I recently had a scheduled call with a client that was aimed to level-set expectations around some upcoming Agile Consultation work that I’d booked. The work was specifically to help them visualize and build their workflow. I had my Sales Engineer come with me, as we both had the suspicion that the client had also bought a tool on the promise it would help them become more Agile.
Becoming “Agile” is not about a tool, just like visualizing and building workflow isn’t about setting up a Kanban Board. Being “Agile” is about the people and their interactions.
I’ve seen this a number of times, where a client seeks a tool to become “more Agile”. Usually a Director or higher executive, spends money on training some or all of their staff, more often opting out of the training themselves. After a short period of time, they realize that the promise of better results isn’t looking promising. So they then seek additional funding, and invest in a tool with the promise that “this” will help their teams become “more Agile”.
It became quite clear that this was the case with this client, as their original request “to help our people become more agile”, suddenly changed to “help us use this tool”. As most people in this field understand, the first Value of the Agile Manifesto is to value “Individuals and Interactions Over Processes and Tools”.
I have that Value deeply embedded in my mind, as I’d had the fortune to work directly with two of the original twelve signatories of the Manifesto, and we often talked about the genesis of the Values. The creators of the Manifesto were people who had lived the mindset that this client presently maintains. Through similar experiences as my client, the Signatories began to foresee the pitfalls of the old mindset, and simply sought a better approach to become more agile.

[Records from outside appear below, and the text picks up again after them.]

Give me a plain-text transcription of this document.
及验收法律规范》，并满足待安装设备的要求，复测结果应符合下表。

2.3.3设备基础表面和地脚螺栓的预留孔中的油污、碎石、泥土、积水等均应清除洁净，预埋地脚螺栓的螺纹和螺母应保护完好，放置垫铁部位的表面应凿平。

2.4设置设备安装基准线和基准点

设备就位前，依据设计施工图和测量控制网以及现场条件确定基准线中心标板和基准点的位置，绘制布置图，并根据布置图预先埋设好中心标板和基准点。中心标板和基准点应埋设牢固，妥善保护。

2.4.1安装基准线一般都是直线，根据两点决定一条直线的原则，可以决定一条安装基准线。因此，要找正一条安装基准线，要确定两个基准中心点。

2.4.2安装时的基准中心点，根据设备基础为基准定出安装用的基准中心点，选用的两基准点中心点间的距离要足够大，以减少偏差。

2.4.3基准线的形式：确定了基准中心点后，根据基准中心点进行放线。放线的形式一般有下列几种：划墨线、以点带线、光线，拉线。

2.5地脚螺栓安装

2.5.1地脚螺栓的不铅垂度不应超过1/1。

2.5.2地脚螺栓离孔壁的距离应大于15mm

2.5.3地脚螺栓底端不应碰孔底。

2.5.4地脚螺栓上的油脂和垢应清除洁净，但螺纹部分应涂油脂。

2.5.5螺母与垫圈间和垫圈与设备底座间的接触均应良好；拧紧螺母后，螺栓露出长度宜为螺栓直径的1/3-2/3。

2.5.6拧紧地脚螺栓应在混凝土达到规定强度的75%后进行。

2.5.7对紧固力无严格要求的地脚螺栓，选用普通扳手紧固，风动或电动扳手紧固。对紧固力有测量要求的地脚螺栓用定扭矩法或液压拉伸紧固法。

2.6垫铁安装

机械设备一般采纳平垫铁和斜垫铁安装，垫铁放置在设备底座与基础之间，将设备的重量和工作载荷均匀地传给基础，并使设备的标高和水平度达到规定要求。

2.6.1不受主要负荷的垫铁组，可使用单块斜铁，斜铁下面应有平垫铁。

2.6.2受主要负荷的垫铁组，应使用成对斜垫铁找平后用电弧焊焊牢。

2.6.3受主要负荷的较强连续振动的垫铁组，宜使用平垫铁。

So this particular client has the hallmark of having the old mindset. With great care, the Sales Engineer and I were able to demonstrate that the tool can support the interactions of their teams as they incrementally develop their products. And we would be happy to use the consulting dollars to look at their teams, leverage the training they already had, help visualize their workflow and ultimately help them understand that Agility comes from developing the Agile mindset.

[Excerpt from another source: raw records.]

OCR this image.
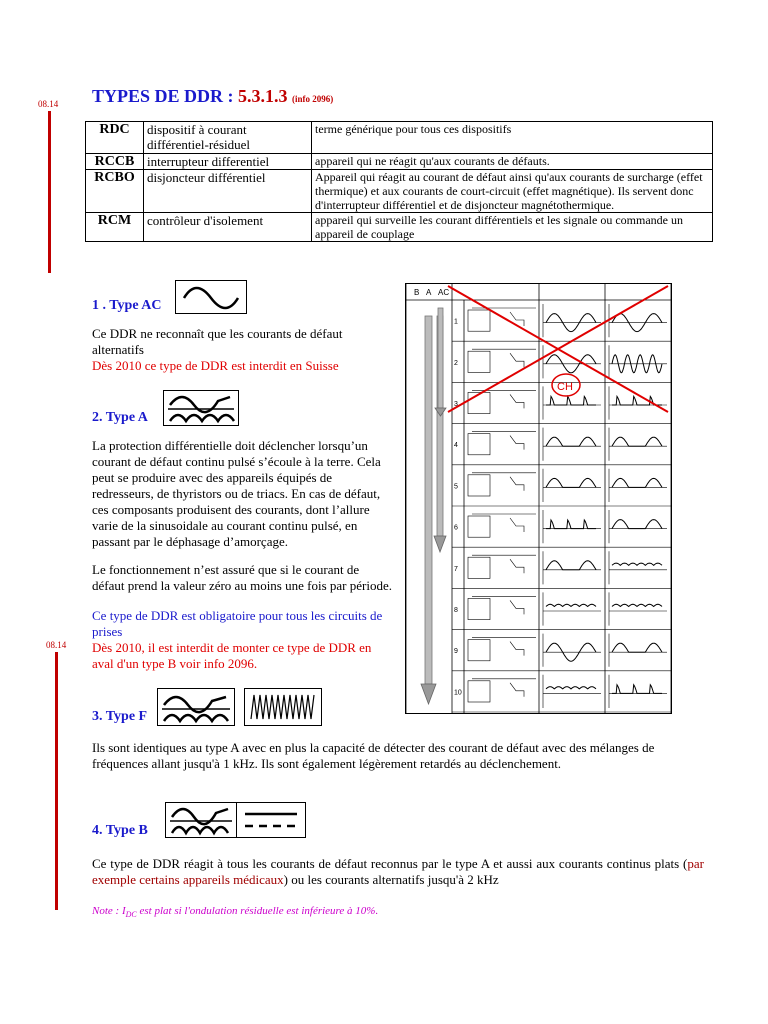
08.14
08.14
TYPES DE DDR : 5.3.1.3 (info 2096)
RDC	dispositif à courant différentiel-résiduel	terme générique pour tous ces dispositifs
RCCB	interrupteur differentiel	appareil qui ne réagit qu'aux courants de défauts.
RCBO	disjoncteur différentiel	Appareil qui réagit au courant de défaut ainsi qu'aux courants de surcharge (effet thermique) et aux courants de court-circuit (effet magnétique). Ils servent donc d'interrupteur différentiel et de disjoncteur magnétothermique.
RCM	contrôleur d'isolement	appareil qui surveille les courant différentiels et les signale ou commande un appareil de couplage
1 . Type AC
Ce DDR ne reconnaît que les courants de défaut alternatifs
Dès 2010 ce type de DDR est interdit en Suisse
2. Type A
La protection différentielle doit déclencher lorsqu’un courant de défaut continu pulsé s’écoule à la terre. Cela peut se produire avec des appareils équipés de redresseurs, de thyristors ou de triacs. En cas de défaut, ces composants produisent des courants, dont l’allure varie de la sinusoidale au courant continu pulsé, en passant par le déphasage d’amorçage.
Le fonctionnement n’est assuré que si le courant de défaut prend la valeur zéro au moins une fois par période.
Ce type de DDR est obligatoire pour tous les circuits de prises
Dès 2010, il est interdit de monter ce type de DDR en aval d'un type B voir info 2096.
3. Type F
Ils sont identiques au type A avec en plus la capacité de détecter des courant de défaut avec des mélanges de fréquences allant jusqu'à 1 kHz. Ils sont également légèrement retardés au déclenchement.
4. Type B
Ce type de DDR réagit à tous les courants de défaut reconnus par le type A et aussi aux courants continus plats (par exemple certains appareils médicaux) ou les courants alternatifs jusqu'à 2 kHz
Note : $I_{DC}$ est plat si l'ondulation résiduelle est inférieure à 10%.
1
2
3
4
5
6
7
8
9
10
B A AC
CH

By the end of the call, two of the three team members fully understood that they were perhaps going down the wrong road by placing the value of the tool over their people and the interactions of their teams. In this specific case, the third person had arrived to the meeting late, was the most senior person in the room, and in my belief, had missed information that might have also changed their perspective. It is impossible to know, but I strongly suspect that none of the three were in a political position to change course. Whether they had directly invested in the tool or not, is immaterial.
The agreement is now on hold, and that is probably the best thing for our client-vendor relationship in the long-term. We could have provided training on the tool and taken their money, but that would be unethical. As an Agile consultant-salesperson, and all of us here at Berteig, we deeply understand the nuances of the Manifesto, and as such, we need to sell and deliver what is right for the client.
For now, the personal and financial investment they made with respects to the tool will need to be seen through. Which I respect, for all the business, political and personal reasons. There is a high likelihood that their original request will resurface in a number of months. Obtaining “agility” is a journey and often takes such time.